小島はカフォードの返答を聞く前に行動を起こしていた。電柱に巻きつけた鎖を握り締め、ターザンのように飛び降りた。
その勢いを利用して達哉のすぐそばまで着地する。
小島が軽く手を振ると小島の体重を支えても解けなかった鎖がいとも簡単に解けてそのまま地面に落ちた。
達哉はまだ自らの子と恋人をひき肉にする作業を続けていた。
小島はすばやく鎖を手繰り寄せ、今度は達哉に向かって鎖を放つ。
分錘は弧を描いて飛び、達哉の体に螺旋を描くように巻きつきバットごと達哉を簀巻きにしてしまう。
「あああ、うわあああっ」
突然縛られてパニックになった達哉は見事に転び、転がったまま小島の姿を見た。
「坊主、だから、来るなって言っただろうが」
小島の声は責めているというよりむしろ深い悲しみがあった。
達哉はかすれた声でささやくように言葉を繋ぐ。
「ち、違う…そうじゃない、そうじゃなかったんだ…誤解だ…これは間違いなんだ…」
小島はゆっくり近づくと達哉をチョークスリーパーで締め落とした。頚動脈を圧迫である。
「今は眠っときな」
気絶した達哉の鎖を解き、水際から離れた位置まで引きずり、安全を確保する。
振り返ると、尚美母子は仲間によってただの肉として食われていた。
そうして小島はダブルハピネスに火をつける。赤と金色の派手を通りこしていかがわしいデザインの箱、幸運の名を持つ中国産煙草に。
「OK、ロックの時間だ化物共。派手に踊りな」
紫煙が小島の心臓にエンジンをかける。脳に電源を入れる。
手早く懐からスタンガンを出すとスイッチをONにしてプールに放り込んだ。
解決策は一瞬にして単純だった。
紫電が走り、水面が光る。
元人間の女子高生たちはそれだけで十分にダメージを負い、死んだ魚のようにぷかりと浮いていた。
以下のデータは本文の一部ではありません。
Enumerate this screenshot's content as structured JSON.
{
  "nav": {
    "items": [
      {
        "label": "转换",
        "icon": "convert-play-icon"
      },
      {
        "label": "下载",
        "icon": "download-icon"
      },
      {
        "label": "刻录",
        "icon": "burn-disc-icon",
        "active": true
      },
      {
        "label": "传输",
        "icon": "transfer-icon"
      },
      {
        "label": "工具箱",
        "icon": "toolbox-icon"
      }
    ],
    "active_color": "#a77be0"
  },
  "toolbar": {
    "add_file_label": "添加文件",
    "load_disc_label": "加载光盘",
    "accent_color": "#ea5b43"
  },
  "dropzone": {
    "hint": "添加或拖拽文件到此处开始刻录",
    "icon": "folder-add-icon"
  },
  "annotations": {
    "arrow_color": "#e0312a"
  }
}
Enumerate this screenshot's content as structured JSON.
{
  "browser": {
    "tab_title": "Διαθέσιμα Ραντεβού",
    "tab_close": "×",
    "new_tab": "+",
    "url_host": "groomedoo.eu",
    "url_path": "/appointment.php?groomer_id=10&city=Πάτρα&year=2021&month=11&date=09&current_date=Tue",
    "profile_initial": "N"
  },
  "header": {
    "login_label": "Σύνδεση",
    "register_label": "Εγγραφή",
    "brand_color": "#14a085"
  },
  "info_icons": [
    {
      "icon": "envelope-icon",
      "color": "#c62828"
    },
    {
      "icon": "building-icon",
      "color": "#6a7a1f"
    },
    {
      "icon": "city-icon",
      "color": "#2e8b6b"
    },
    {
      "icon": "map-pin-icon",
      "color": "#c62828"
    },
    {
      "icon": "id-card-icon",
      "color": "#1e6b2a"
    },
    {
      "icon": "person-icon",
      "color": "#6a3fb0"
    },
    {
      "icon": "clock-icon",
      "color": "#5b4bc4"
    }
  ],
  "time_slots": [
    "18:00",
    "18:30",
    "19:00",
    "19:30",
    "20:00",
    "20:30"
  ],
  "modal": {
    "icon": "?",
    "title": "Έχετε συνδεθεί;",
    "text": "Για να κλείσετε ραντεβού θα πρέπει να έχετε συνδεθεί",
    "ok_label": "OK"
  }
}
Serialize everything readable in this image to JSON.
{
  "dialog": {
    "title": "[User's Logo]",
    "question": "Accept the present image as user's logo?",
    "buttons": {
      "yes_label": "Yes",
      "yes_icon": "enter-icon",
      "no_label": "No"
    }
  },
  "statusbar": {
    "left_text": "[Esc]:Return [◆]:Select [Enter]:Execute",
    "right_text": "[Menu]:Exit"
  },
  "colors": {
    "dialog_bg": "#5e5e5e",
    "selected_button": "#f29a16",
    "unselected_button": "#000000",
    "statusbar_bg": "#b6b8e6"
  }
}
彼女らが産んだ半人半魔の化物はそうはいかない。水しぶきをあげて、小島の元に進軍してくる。
「カフォードっ見えてるか、今だ」
水の中から飛び掛ってきたものはあえて言うなら人魚とメデューサの融合といったものだった。波打つ触手の黒髪に人魚のヒレをもつ美しい夜魔だ。
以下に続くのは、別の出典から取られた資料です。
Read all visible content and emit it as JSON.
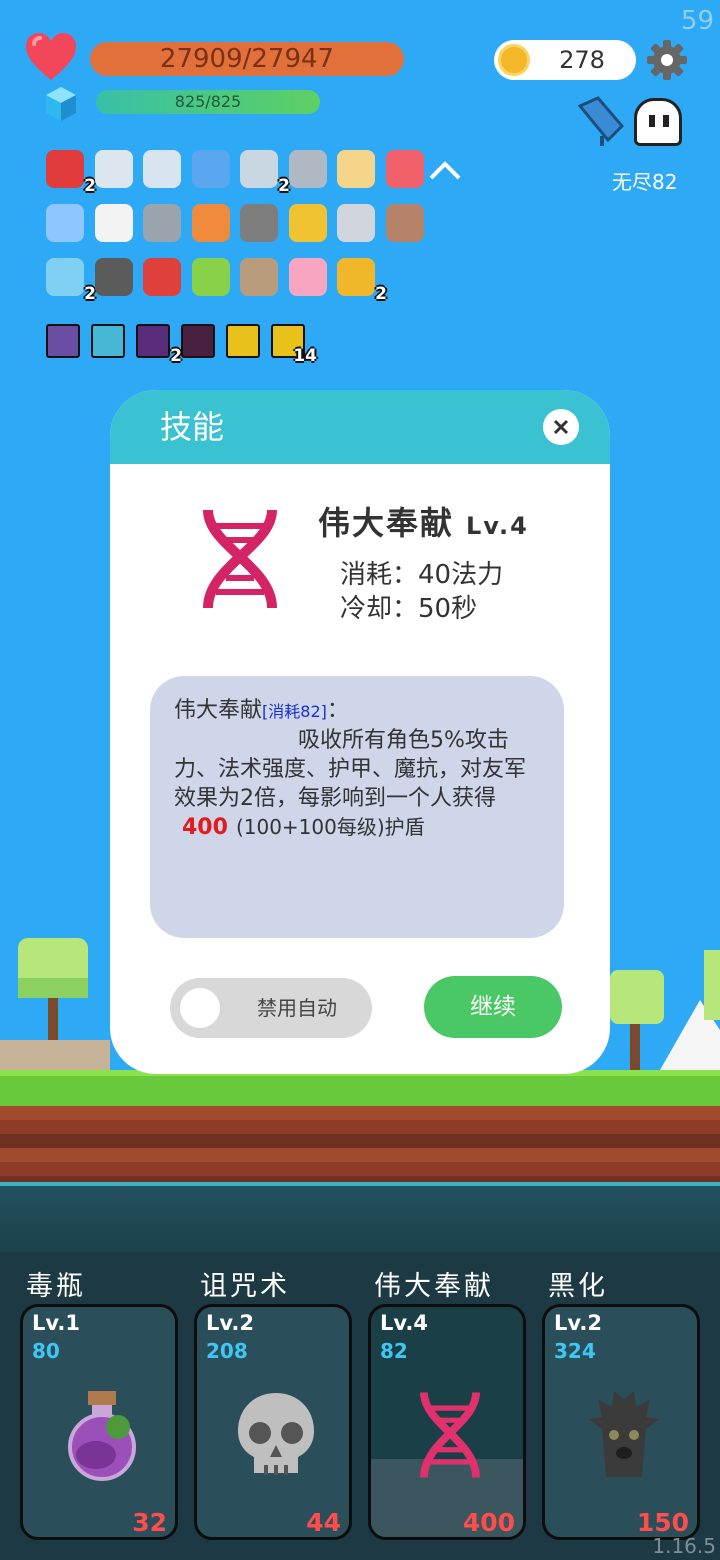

小島がゆっくり観察する暇もなく怪物の頭部は破裂した。
誰が気づこうか。一瞬のうちに放たれた6発の弾丸が怪物を死に追いやったとは。
小島の後ろにはいつのまにかカフォードが立ち、寸分のぶれもなく銃口が狙いをつけていた。
「小島さん、ここからは俺の仕事だ。下がっててくれ」
小島は無言で肯き、達哉をかかえて脱出する。
カフォードは天に向かって彼の祝詞を叫んだ。
「ソーシャルセキュリティver8.11カフォード82365より御許へと申請するっ状況CEU2により代理構成体一単位のダウンロード権限を発動するっ」
それは祝詞とも呪文とも呼べないものだったが効果は確かだった。
霧が、霊子があつまり塵芥となり、欠片となり、それらは集まって人の形を成す。
黒帽子に黒コート、そしてガスマスク。
カフォードはこのようにして作られているのだ。
この世界にいてはいけないものを倒すために何者かが生産している傀儡、それがカフォードであり黒瀬だ。
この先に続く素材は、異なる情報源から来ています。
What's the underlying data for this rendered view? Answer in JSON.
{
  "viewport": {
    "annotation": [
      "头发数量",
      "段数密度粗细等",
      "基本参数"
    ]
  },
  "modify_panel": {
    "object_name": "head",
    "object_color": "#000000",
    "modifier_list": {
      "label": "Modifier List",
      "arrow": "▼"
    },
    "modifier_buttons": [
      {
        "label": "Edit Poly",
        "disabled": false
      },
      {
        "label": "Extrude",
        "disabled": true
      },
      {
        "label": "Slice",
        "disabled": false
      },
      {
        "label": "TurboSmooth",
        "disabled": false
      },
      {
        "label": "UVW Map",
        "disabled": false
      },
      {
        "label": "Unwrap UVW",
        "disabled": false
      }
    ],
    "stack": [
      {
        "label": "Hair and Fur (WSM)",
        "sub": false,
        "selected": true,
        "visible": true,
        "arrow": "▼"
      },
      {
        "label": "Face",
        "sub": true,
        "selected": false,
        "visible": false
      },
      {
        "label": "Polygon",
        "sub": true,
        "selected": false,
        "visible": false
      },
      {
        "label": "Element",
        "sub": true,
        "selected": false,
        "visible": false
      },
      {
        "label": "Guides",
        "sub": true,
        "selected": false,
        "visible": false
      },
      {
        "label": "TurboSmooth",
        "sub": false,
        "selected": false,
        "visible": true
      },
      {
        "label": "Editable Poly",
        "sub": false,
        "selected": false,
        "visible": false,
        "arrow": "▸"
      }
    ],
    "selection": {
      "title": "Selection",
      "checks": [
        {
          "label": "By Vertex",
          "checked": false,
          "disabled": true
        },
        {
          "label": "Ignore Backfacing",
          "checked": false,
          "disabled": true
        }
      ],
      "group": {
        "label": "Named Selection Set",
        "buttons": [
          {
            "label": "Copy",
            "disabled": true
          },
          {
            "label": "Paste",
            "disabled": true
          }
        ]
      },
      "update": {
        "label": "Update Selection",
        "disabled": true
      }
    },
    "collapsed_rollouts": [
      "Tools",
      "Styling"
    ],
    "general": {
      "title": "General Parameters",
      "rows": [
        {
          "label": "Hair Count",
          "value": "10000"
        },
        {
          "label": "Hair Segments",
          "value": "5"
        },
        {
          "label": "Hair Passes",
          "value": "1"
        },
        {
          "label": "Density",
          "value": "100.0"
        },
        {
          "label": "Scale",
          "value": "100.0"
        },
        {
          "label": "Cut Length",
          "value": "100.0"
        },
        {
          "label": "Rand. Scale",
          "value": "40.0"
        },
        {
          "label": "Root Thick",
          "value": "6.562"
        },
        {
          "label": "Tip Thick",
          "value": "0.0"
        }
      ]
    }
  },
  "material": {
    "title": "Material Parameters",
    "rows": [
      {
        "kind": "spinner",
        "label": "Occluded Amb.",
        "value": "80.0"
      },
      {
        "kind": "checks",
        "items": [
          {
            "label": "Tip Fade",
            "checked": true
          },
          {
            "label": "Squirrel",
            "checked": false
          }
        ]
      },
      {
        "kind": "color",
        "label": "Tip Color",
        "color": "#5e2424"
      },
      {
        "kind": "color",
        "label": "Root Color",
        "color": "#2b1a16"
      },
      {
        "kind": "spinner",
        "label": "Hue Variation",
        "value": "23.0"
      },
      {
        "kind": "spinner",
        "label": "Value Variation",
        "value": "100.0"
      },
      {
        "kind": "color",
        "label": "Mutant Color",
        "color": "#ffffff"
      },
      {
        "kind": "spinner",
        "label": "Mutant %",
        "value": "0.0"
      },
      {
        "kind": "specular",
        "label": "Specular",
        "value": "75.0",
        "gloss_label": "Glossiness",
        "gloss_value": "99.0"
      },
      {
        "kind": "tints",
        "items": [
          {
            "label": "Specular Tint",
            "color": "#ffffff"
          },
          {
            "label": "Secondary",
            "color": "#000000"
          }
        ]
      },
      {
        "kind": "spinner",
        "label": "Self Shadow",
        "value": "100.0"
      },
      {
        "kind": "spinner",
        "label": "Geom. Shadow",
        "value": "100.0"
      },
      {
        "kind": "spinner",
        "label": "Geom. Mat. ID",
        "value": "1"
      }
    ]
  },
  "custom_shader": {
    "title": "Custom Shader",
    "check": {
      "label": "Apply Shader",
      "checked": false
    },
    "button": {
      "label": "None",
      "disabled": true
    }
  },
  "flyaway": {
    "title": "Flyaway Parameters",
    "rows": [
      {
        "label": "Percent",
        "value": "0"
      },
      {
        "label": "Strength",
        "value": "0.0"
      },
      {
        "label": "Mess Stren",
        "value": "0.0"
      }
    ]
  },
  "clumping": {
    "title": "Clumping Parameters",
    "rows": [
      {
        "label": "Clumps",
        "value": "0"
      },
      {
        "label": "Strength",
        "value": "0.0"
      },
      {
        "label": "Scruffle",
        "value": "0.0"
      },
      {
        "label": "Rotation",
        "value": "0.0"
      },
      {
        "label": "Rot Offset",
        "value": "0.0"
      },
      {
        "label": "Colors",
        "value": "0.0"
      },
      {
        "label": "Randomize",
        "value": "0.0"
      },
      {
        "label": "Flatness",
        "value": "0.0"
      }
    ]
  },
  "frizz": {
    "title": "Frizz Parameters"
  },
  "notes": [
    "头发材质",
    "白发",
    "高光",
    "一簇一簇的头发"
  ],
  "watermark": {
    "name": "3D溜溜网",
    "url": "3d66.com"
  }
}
作られたものである彼らは、作った者にとっては簡単にコピーできる。人間がコンピュータプログラムをコピーするように。
カフォードは自らを作った者に自分自身のコピーを今この場に出現させる事を要請したのだ。
果たして30体近くのカフォードの分身が出来上がった。
そして容赦の無い一斉射撃。弾丸は水面に浮かぶ元人間を無視して怪物だけを集中して狙う。
一方的な虐殺だ。
やがてプールが真っ赤に染まると、カフォードたちはプールに入って気絶している女子高生を抱えて戻って来た。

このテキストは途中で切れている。